On the Exhale
My thoughts drift in a lovely way while I drive. There is nothing pressing to do except the task at hand. Sometimes beautiful thoughts appear and become well developed in that time. I had one of these driving thoughts the other day, so I quickly spoke into a note taker before my phone died. Days later sitting quietly at home I remembered to look at my phone “Deepen on the exhale”.
I am no yoga expert, I took a couple classes years ago, but the breath is a main point of practice that has stayed with me. Inhale and exhale have completely different functions, on the inhale I fill my body up and on the exhale I slowly release all the tension and sink into the pose I am in. My body falls and I reach a level of the pose that would have been unattainable before that breath out.
Normal breathing is the same, I am taking oxygen that my body needs to function into myself and then releasing the unneeded carbon dioxide. Filling up with good, releasing the bad.
Many meditations involve envisioning good feelings entering into the body on the inhale, filling it up with life and positivity. Then you imagine all the bad things in your body, emotions, negativity as a ball in your throat and on exhale you breath them all away.
Life also flows in and out like the breath.
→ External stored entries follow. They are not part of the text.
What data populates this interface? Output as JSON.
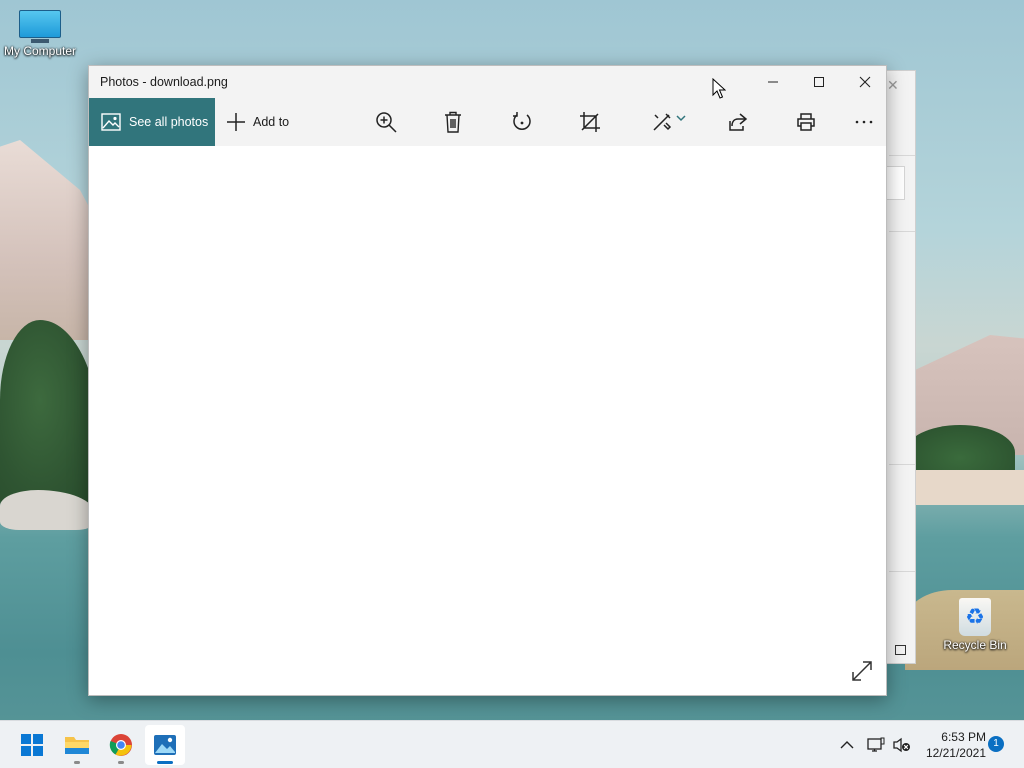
{
  "desktop": {
    "icons": [
      {
        "label": "My Computer",
        "icon": "monitor-icon"
      },
      {
        "label": "Recycle Bin",
        "icon": "recycle-bin-icon"
      }
    ]
  },
  "window": {
    "title": "Photos - download.png",
    "controls": {
      "minimize": "minimize-icon",
      "maximize": "maximize-icon",
      "close": "close-icon"
    }
  },
  "toolbar": {
    "see_all_label": "See all photos",
    "add_to_label": "Add to",
    "accent": "#31757c",
    "icons": [
      "zoom-in-icon",
      "delete-icon",
      "rotate-icon",
      "crop-icon",
      "edit-icon",
      "share-icon",
      "print-icon",
      "more-icon"
    ]
  },
  "taskbar": {
    "apps": [
      "start-icon",
      "file-explorer-icon",
      "chrome-icon",
      "photos-icon"
    ],
    "active_app": "photos-icon",
    "time": "6:53 PM",
    "date": "12/21/2021",
    "notification_count": "1"
  }
}
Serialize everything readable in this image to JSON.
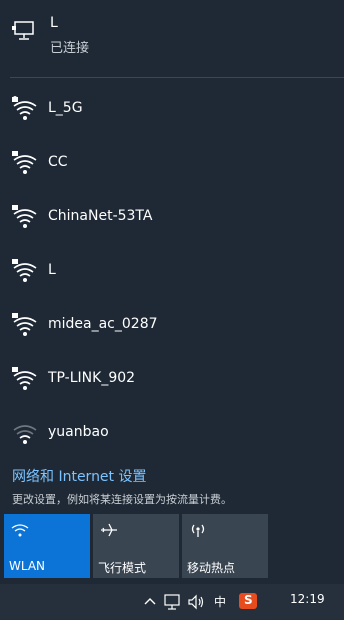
{
  "connected": {
    "ssid": "L",
    "status": "已连接"
  },
  "networks": [
    {
      "ssid": "L_5G",
      "secured": true
    },
    {
      "ssid": "CC",
      "secured": true
    },
    {
      "ssid": "ChinaNet-53TA",
      "secured": true
    },
    {
      "ssid": "L",
      "secured": true
    },
    {
      "ssid": "midea_ac_0287",
      "secured": true
    },
    {
      "ssid": "TP-LINK_902",
      "secured": true
    },
    {
      "ssid": "yuanbao",
      "secured": true
    }
  ],
  "settings": {
    "title": "网络和 Internet 设置",
    "description": "更改设置，例如将某连接设置为按流量计费。"
  },
  "quick_actions": [
    {
      "label": "WLAN",
      "icon": "wifi-icon",
      "active": true
    },
    {
      "label": "飞行模式",
      "icon": "airplane-icon",
      "active": false
    },
    {
      "label": "移动热点",
      "icon": "hotspot-icon",
      "active": false
    }
  ],
  "taskbar": {
    "ime_label": "中",
    "sogou_label": "S",
    "time": "12:19",
    "icons": [
      "chevron-up-icon",
      "network-icon",
      "volume-icon"
    ]
  },
  "colors": {
    "active_tile": "#0b74d6",
    "link": "#7cc3ff"
  }
}
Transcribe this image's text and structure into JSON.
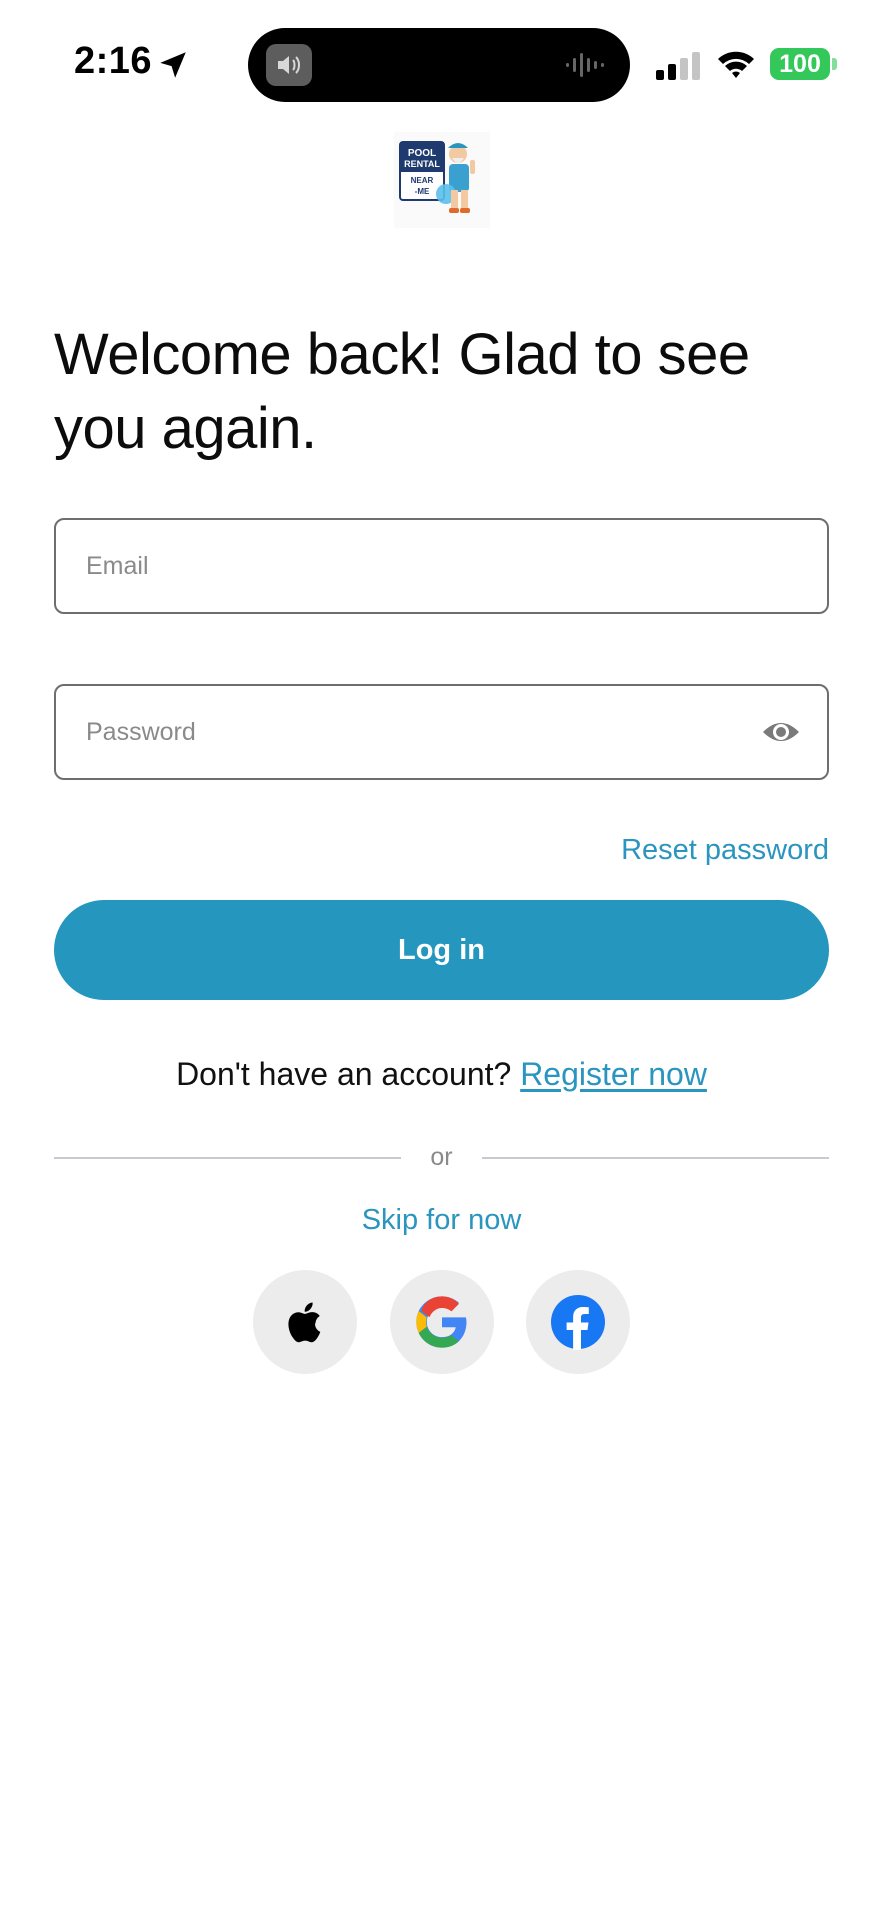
{
  "status_bar": {
    "time": "2:16",
    "battery": "100",
    "icons": [
      "location-arrow-icon",
      "speaker-icon",
      "audio-wave-icon",
      "signal-icon",
      "wifi-icon",
      "battery-icon"
    ]
  },
  "logo": {
    "text_lines": [
      "POOL",
      "RENTAL",
      "NEAR",
      "ME"
    ]
  },
  "heading": "Welcome back! Glad to see you again.",
  "form": {
    "email_placeholder": "Email",
    "password_placeholder": "Password",
    "password_toggle_icon": "eye-icon",
    "reset_label": "Reset password",
    "login_label": "Log in"
  },
  "register": {
    "prompt": "Don't have an account? ",
    "link": "Register now"
  },
  "divider_label": "or",
  "skip_label": "Skip for now",
  "social": [
    {
      "name": "Apple",
      "icon": "apple-icon"
    },
    {
      "name": "Google",
      "icon": "google-icon"
    },
    {
      "name": "Facebook",
      "icon": "facebook-icon"
    }
  ],
  "colors": {
    "accent": "#2596be",
    "link": "#2a95be",
    "battery": "#34c759",
    "social_bg": "#ececec",
    "facebook": "#1877f2"
  }
}
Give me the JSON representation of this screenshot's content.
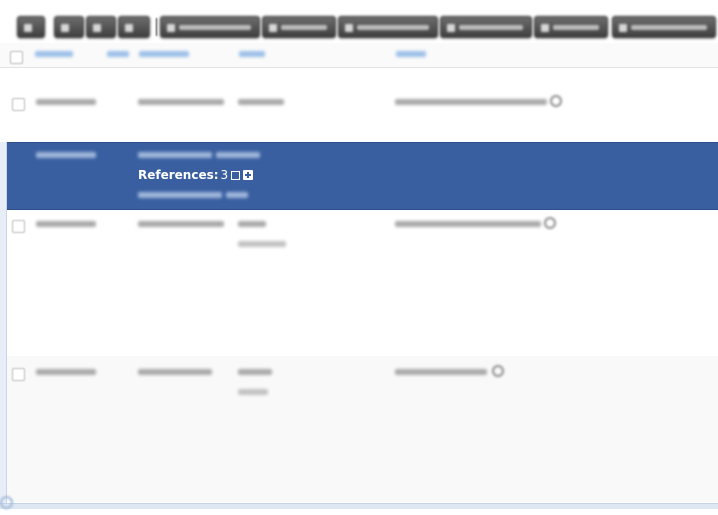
{
  "toolbar": {
    "buttons": [
      {
        "name": "expand-button",
        "icon": "plus-icon"
      },
      {
        "name": "edit-button",
        "icon": "pencil-icon"
      },
      {
        "name": "copy-button",
        "icon": "copy-icon"
      },
      {
        "name": "delete-button",
        "icon": "trash-icon"
      },
      {
        "name": "enable-disable-button",
        "icon": "toggle-icon"
      },
      {
        "name": "attribute-button",
        "icon": "attribute-icon"
      },
      {
        "name": "proposals-button",
        "icon": "proposal-icon"
      },
      {
        "name": "sighting-button",
        "icon": "eye-icon"
      },
      {
        "name": "correlation-button",
        "icon": "link-icon"
      },
      {
        "name": "filter-button",
        "icon": "filter-icon"
      }
    ],
    "button_color": "#4f4f4f"
  },
  "table": {
    "header_color": "#9cc0e8",
    "selected_row_color": "#3a5fa0",
    "references_row": {
      "label": "References:",
      "count": "3",
      "expand_icon": "expand-icon",
      "add_icon": "plus-square-icon"
    }
  }
}
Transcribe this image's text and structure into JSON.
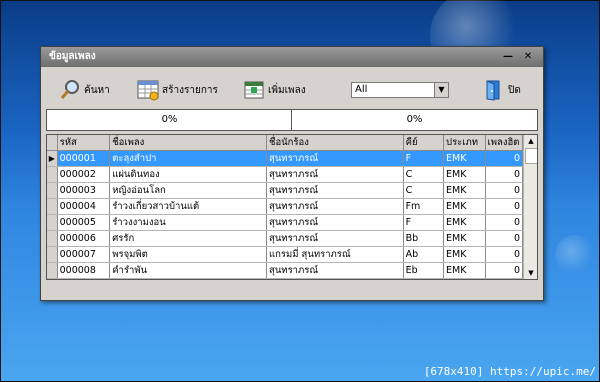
{
  "window": {
    "title": "ข้อมูลเพลง",
    "min_glyph": "—",
    "close_glyph": "✕"
  },
  "toolbar": {
    "search_label": "ค้นหา",
    "create_list_label": "สร้างรายการ",
    "add_song_label": "เพิ่มเพลง",
    "close_label": "ปิด",
    "filter_value": "All"
  },
  "progress": [
    {
      "label": "0%",
      "value": 0
    },
    {
      "label": "0%",
      "value": 0
    }
  ],
  "table": {
    "columns": [
      "รหัส",
      "ชื่อเพลง",
      "ชื่อนักร้อง",
      "คีย์",
      "ประเภท",
      "เพลงฮิต"
    ],
    "selected_index": 0,
    "rows": [
      [
        "000001",
        "ตะลุงสำปา",
        "สุนทราภรณ์",
        "F",
        "EMK",
        "0"
      ],
      [
        "000002",
        "แผ่นดินทอง",
        "สุนทราภรณ์",
        "C",
        "EMK",
        "0"
      ],
      [
        "000003",
        "หญิงอ่อนโลก",
        "สุนทราภรณ์",
        "C",
        "EMK",
        "0"
      ],
      [
        "000004",
        "รำวงเกี่ยวสาวบ้านแต้",
        "สุนทราภรณ์",
        "Fm",
        "EMK",
        "0"
      ],
      [
        "000005",
        "รำวงงามงอน",
        "สุนทราภรณ์",
        "F",
        "EMK",
        "0"
      ],
      [
        "000006",
        "ศรรัก",
        "สุนทราภรณ์",
        "Bb",
        "EMK",
        "0"
      ],
      [
        "000007",
        "พรจุมพิต",
        "แกรมมี่ สุนทราภรณ์",
        "Ab",
        "EMK",
        "0"
      ],
      [
        "000008",
        "คำรำพัน",
        "สุนทราภรณ์",
        "Eb",
        "EMK",
        "0"
      ]
    ]
  },
  "footer": {
    "text": "[678x410] https://upic.me/"
  },
  "colors": {
    "selection": "#3399ff",
    "desktop": "#1a66c4",
    "window": "#d6d3ce"
  }
}
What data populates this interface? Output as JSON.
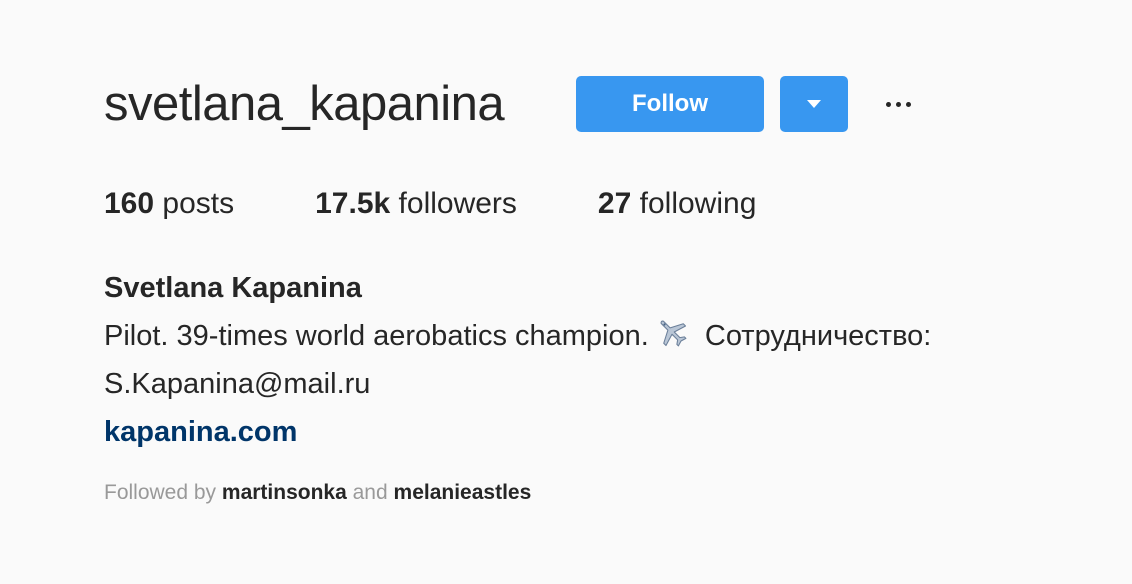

High times fill my life with energy and wellness, lifting up everything around me. But the low times bring me to the depths of my fears, sickness and pessimistic emotions. Low times also, on the other hand, deepen me immensely. They teach me compassion, humility, understanding and courage. They are not just times to feel like I’m being made a victim, or that I should run away. They are an opportunity to deepen myself, to grow stronger than I was before. So when it’s time to exhale, it’s time to relax, release tension and let go of negativity.
Inhale and exhale are not, however, so alienated from each other. They follow each other eternally, just like the seasons.
I took a class about archetypes in collage and I learned about sacred geometry and numbers. My main take away from this class is that everything is interconnected and woven together. Archetypes found on the biological or minute level are ever expanded outwards into the universe. For example, the shape of our eye, is the shape of a hurricane, is the shape of the galaxy. In this way, the rhythm of your breath, is the ebb and flow of your life, is the flow of the world.
Also, taking a note from the stoics, I’m beginning to truly understand that the exhale, low times in life, are to be as expected as the rain. That there is no need to angered or upset about them. They are natural. Hoping that these times will never come only increases the pain when they do. When I have thought “how could this happen to me?”. Then I feel like I am being slighted by a cruel universe instead of humbled and then strengthened by my life experiences. I’m not being lifted up to be dashed on the rocks. I’m facing what I fear the most so that I won’t be afraid of it anymore. I am being given a chance to deepen on the exhale.
Sound a little like I’ve been smoking something in a commune? Nope, these are just thoughts I had while driving to work. Every day spirituality at play.